Rick Rosner, American Comedy Writer, www.rickrosner.org
Scott Douglas Jacobsen, Independent Journalist, www.in-sightpublishing.com
Scott Douglas Jacobsen: The first question is from Matthew Scillitani: ‘What’s your current diet, exercise, and supplement regimen?’ You have made skeptical commentary about most of them not being effective, but you still take them. So you should comment on that as well.
Rick Rosner: I belong to several gyms, so I try to go to the gym for short workouts. I go on a circuit of gyms, hitting five of them daily for about 10 minutes each for about 100 sets a day. But I’m very skinny now, so it’s a waste of effort since I don’t have the muscle to support my exercise. So there’s little progress. On the other hand, I’m 64, so I take most of the vitamins I used to take, though I’m sloppier with them. It takes me a few hours to set up my couple of months of pills, and if I miss a few days because I run out of setups, then I’m OK with that.
I take a lot of Fisetin, a senolytic that is said to make old busted cells kill themselves more easily, so they leave your body, and you have less inflammation. I take the standards: curcumin and a multi with some niacin. I take dutasteride, which is a dihydrotestosterone blocker that is good for your prostate and your hair. But everything’s the same as if you read any articles you can find online about the vitamins I said I took eight years ago. Yes, we are still determining what this stuff does. There are a lot of studies.

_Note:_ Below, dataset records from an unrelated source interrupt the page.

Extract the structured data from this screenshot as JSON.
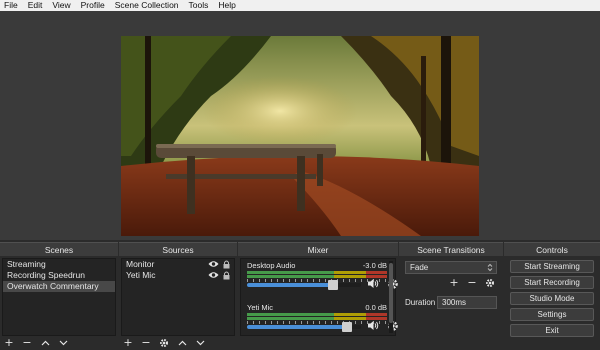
{
  "menu": [
    "File",
    "Edit",
    "View",
    "Profile",
    "Scene Collection",
    "Tools",
    "Help"
  ],
  "docks": {
    "scenes_title": "Scenes",
    "sources_title": "Sources",
    "mixer_title": "Mixer",
    "transitions_title": "Scene Transitions",
    "controls_title": "Controls"
  },
  "scenes": [
    {
      "label": "Streaming",
      "selected": false
    },
    {
      "label": "Recording Speedrun",
      "selected": false
    },
    {
      "label": "Overwatch Commentary",
      "selected": true
    }
  ],
  "sources": [
    {
      "label": "Monitor"
    },
    {
      "label": "Yeti Mic"
    }
  ],
  "mixer": [
    {
      "name": "Desktop Audio",
      "db": "-3.0 dB",
      "volume_fraction": 0.75
    },
    {
      "name": "Yeti Mic",
      "db": "0.0 dB",
      "volume_fraction": 0.88
    }
  ],
  "transitions": {
    "selected": "Fade",
    "duration_label": "Duration",
    "duration_value": "300ms"
  },
  "controls": {
    "start_streaming": "Start Streaming",
    "start_recording": "Start Recording",
    "studio_mode": "Studio Mode",
    "settings": "Settings",
    "exit": "Exit"
  },
  "icons": {
    "add": "plus-icon",
    "remove": "minus-icon",
    "up": "chevron-up-icon",
    "down": "chevron-down-icon",
    "properties": "gear-icon",
    "visibility": "eye-icon",
    "lock": "lock-icon",
    "speaker": "speaker-icon"
  },
  "colors": {
    "meter_green": "#4caf50",
    "meter_yellow": "#c8b400",
    "meter_red": "#c83a2a",
    "volume_accent": "#4a8fd8"
  }
}
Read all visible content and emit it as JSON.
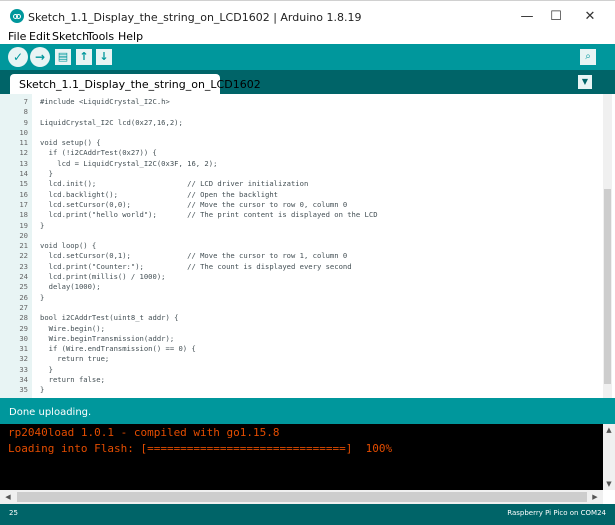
{
  "window": {
    "title": "Sketch_1.1_Display_the_string_on_LCD1602 | Arduino 1.8.19",
    "minimize_glyph": "—",
    "maximize_glyph": "☐",
    "close_glyph": "✕"
  },
  "menu": [
    "File",
    "Edit",
    "Sketch",
    "Tools",
    "Help"
  ],
  "toolbar": {
    "icons": [
      "verify-icon",
      "upload-icon",
      "new-icon",
      "open-icon",
      "save-icon",
      "serial-monitor-icon"
    ],
    "verify_glyph": "✓",
    "upload_glyph": "→",
    "new_glyph": "▤",
    "open_glyph": "↑",
    "save_glyph": "↓",
    "serial_glyph": "⌕"
  },
  "tabs": {
    "active": "Sketch_1.1_Display_the_string_on_LCD1602",
    "menu_glyph": "▼"
  },
  "code_lines": [
    {
      "n": "7",
      "text": "#include <LiquidCrystal_I2C.h>"
    },
    {
      "n": "8",
      "text": ""
    },
    {
      "n": "9",
      "text": "LiquidCrystal_I2C lcd(0x27,16,2);"
    },
    {
      "n": "10",
      "text": ""
    },
    {
      "n": "11",
      "text": "void setup() {"
    },
    {
      "n": "12",
      "text": "  if (!i2CAddrTest(0x27)) {"
    },
    {
      "n": "13",
      "text": "    lcd = LiquidCrystal_I2C(0x3F, 16, 2);"
    },
    {
      "n": "14",
      "text": "  }"
    },
    {
      "n": "15",
      "text": "  lcd.init();                     // LCD driver initialization"
    },
    {
      "n": "16",
      "text": "  lcd.backlight();                // Open the backlight"
    },
    {
      "n": "17",
      "text": "  lcd.setCursor(0,0);             // Move the cursor to row 0, column 0"
    },
    {
      "n": "18",
      "text": "  lcd.print(\"hello world\");       // The print content is displayed on the LCD"
    },
    {
      "n": "19",
      "text": "}"
    },
    {
      "n": "20",
      "text": ""
    },
    {
      "n": "21",
      "text": "void loop() {"
    },
    {
      "n": "22",
      "text": "  lcd.setCursor(0,1);             // Move the cursor to row 1, column 0"
    },
    {
      "n": "23",
      "text": "  lcd.print(\"Counter:\");          // The count is displayed every second"
    },
    {
      "n": "24",
      "text": "  lcd.print(millis() / 1000);"
    },
    {
      "n": "25",
      "text": "  delay(1000);"
    },
    {
      "n": "26",
      "text": "}"
    },
    {
      "n": "27",
      "text": ""
    },
    {
      "n": "28",
      "text": "bool i2CAddrTest(uint8_t addr) {"
    },
    {
      "n": "29",
      "text": "  Wire.begin();"
    },
    {
      "n": "30",
      "text": "  Wire.beginTransmission(addr);"
    },
    {
      "n": "31",
      "text": "  if (Wire.endTransmission() == 0) {"
    },
    {
      "n": "32",
      "text": "    return true;"
    },
    {
      "n": "33",
      "text": "  }"
    },
    {
      "n": "34",
      "text": "  return false;"
    },
    {
      "n": "35",
      "text": "}"
    }
  ],
  "status": {
    "message": "Done uploading."
  },
  "console": {
    "lines": [
      "rp2040load 1.0.1 - compiled with go1.15.8",
      "Loading into Flash: [==============================]  100%"
    ],
    "up_arrow": "▲",
    "down_arrow": "▼",
    "left_arrow": "◀",
    "right_arrow": "▶"
  },
  "footer": {
    "line_number": "25",
    "board": "Raspberry Pi Pico on COM24"
  },
  "colors": {
    "teal": "#00979c",
    "dark_teal": "#006468",
    "console_text": "#e34c00"
  }
}
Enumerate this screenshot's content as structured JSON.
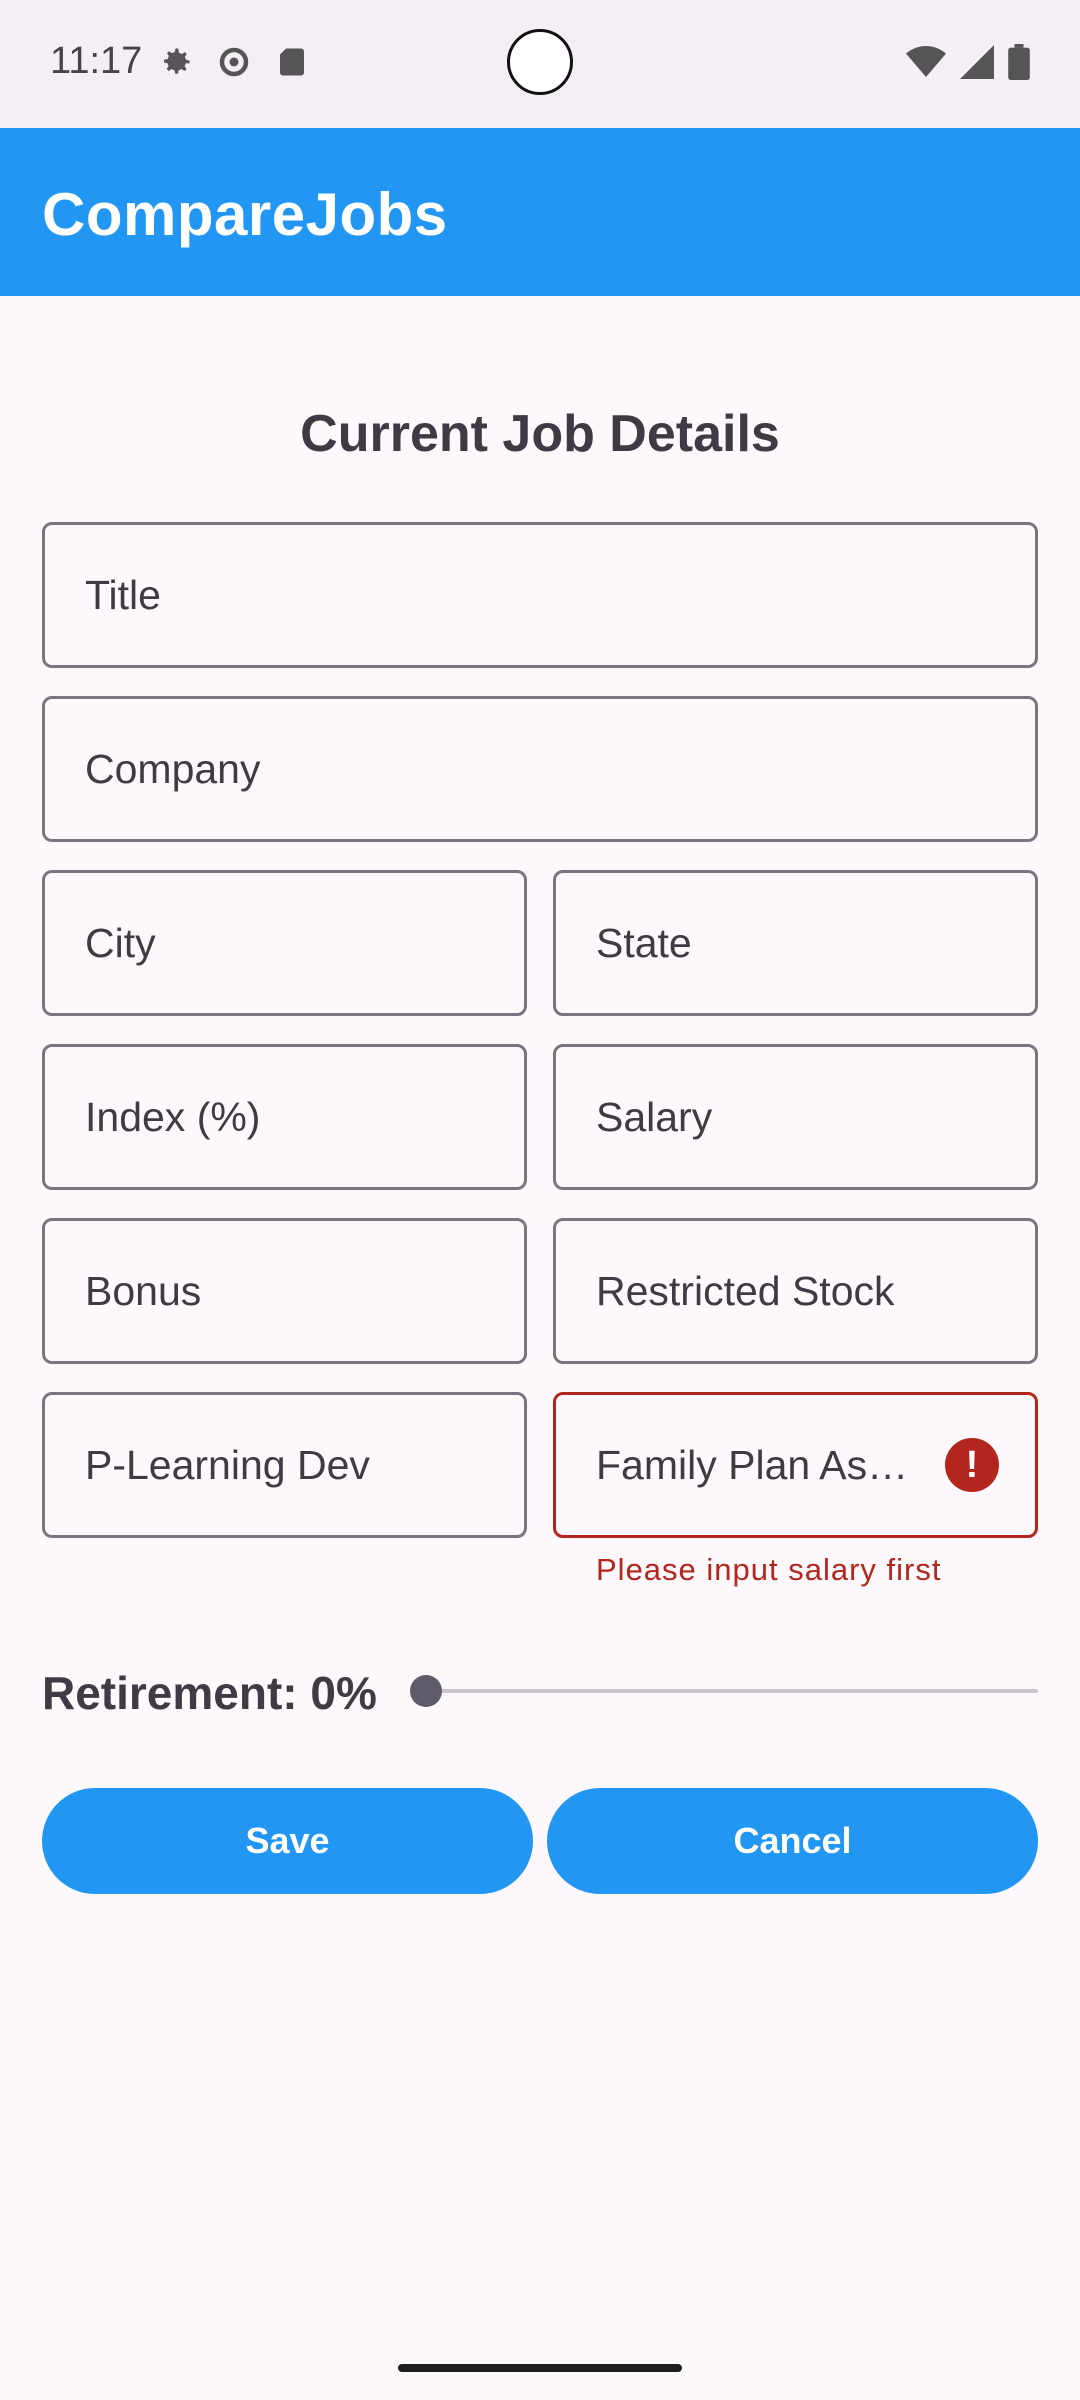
{
  "status_bar": {
    "time": "11:17",
    "left_icons": [
      "settings-gear-icon",
      "settings-icon",
      "sd-card-icon"
    ],
    "right_icons": [
      "wifi-icon",
      "cell-signal-icon",
      "battery-icon"
    ]
  },
  "app_bar": {
    "title": "CompareJobs"
  },
  "form": {
    "heading": "Current Job Details",
    "fields": {
      "title": "Title",
      "company": "Company",
      "city": "City",
      "state": "State",
      "index": "Index (%)",
      "salary": "Salary",
      "bonus": "Bonus",
      "restricted_stock": "Restricted Stock",
      "learning_dev": "P-Learning Dev",
      "family_plan": "Family Plan As…"
    },
    "error_message": "Please input salary first",
    "error_icon": "!",
    "retirement": {
      "label": "Retirement: 0%",
      "value": 0
    }
  },
  "buttons": {
    "save": "Save",
    "cancel": "Cancel"
  },
  "colors": {
    "accent": "#2196f3",
    "error": "#b3261e"
  }
}
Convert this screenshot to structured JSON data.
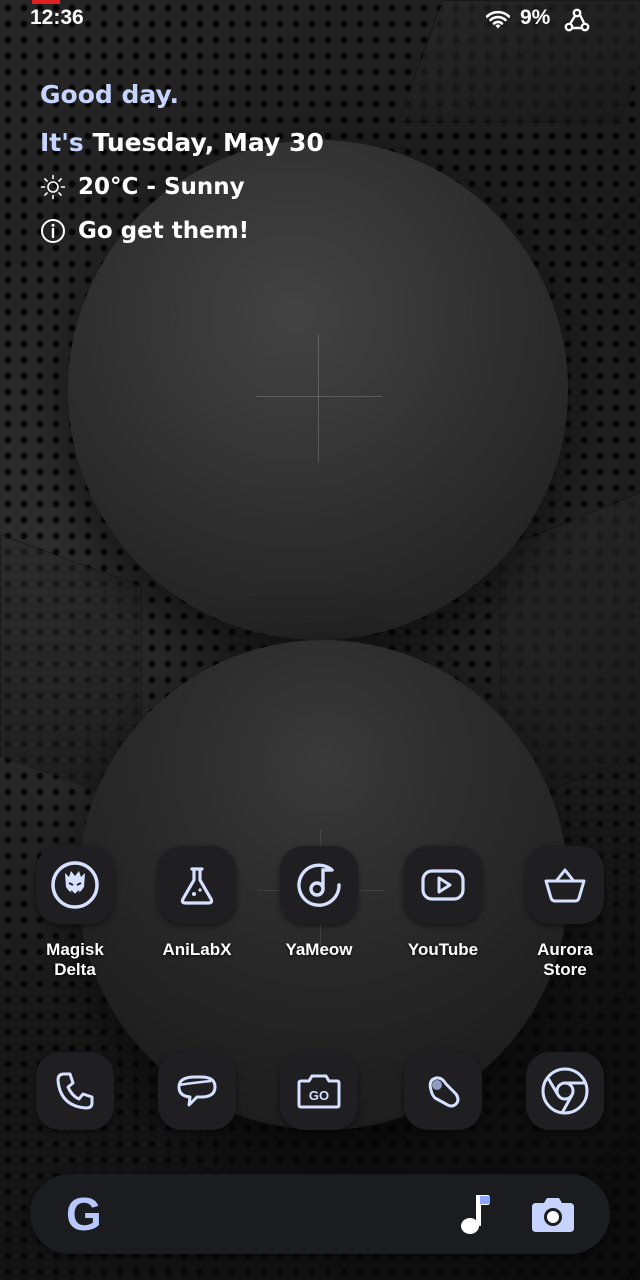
{
  "status_bar": {
    "time": "12:36",
    "battery": "9%",
    "icons": [
      "screen-record-indicator",
      "wifi-icon",
      "webhook-icon"
    ]
  },
  "glance": {
    "greeting": "Good day.",
    "date_prefix": "It's",
    "date": "Tuesday, May 30",
    "weather": "20°C - Sunny",
    "weather_icon": "sun-icon",
    "note": "Go get them!",
    "note_icon": "info-icon"
  },
  "apps": [
    {
      "label": "Magisk Delta",
      "icon": "magisk-mask-icon"
    },
    {
      "label": "AniLabX",
      "icon": "flask-icon"
    },
    {
      "label": "YaMeow",
      "icon": "music-disc-icon"
    },
    {
      "label": "YouTube",
      "icon": "youtube-play-icon"
    },
    {
      "label": "Aurora Store",
      "icon": "basket-icon"
    }
  ],
  "dock": [
    {
      "name": "phone",
      "icon": "phone-icon"
    },
    {
      "name": "messages",
      "icon": "chat-bubble-icon"
    },
    {
      "name": "camera-go",
      "icon": "camera-go-icon",
      "badge": "GO"
    },
    {
      "name": "assistant",
      "icon": "bean-icon"
    },
    {
      "name": "chrome",
      "icon": "chrome-icon"
    }
  ],
  "search_bar": {
    "logo": "G",
    "icons": [
      "google-g-icon",
      "music-note-icon",
      "lens-camera-icon"
    ]
  },
  "colors": {
    "accent": "#c6d4ff",
    "icon_stroke": "#d6e0ff",
    "tile_bg": "#1f1f22",
    "recording": "#e02020"
  }
}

I take curcumin, metformin, and Fisetin, even though I’m not diabetic. I like supplements with studies showing that they do something.
Jacobsen: And to what degree are there ones that don’t work? What, two-thirds, probably don’t work?
Rosner: That’s what I’ve said. Yes, I guess stuff like, at various points in the past from the 70s on, people thought that maybe massive doses of vitamin C would save you from cancer, vitamin E would save you from something, or vitamin D would save you from COVID. All that stuff eventually gets debunked. There is the stuff I just mentioned. Studies show that it has limited efficacy. So yes, I stick by probably two-thirds of everything, not doing much. I’m taking chances to see if there’s some benefit to some of the stuff I take, seems to have some benefit. The end.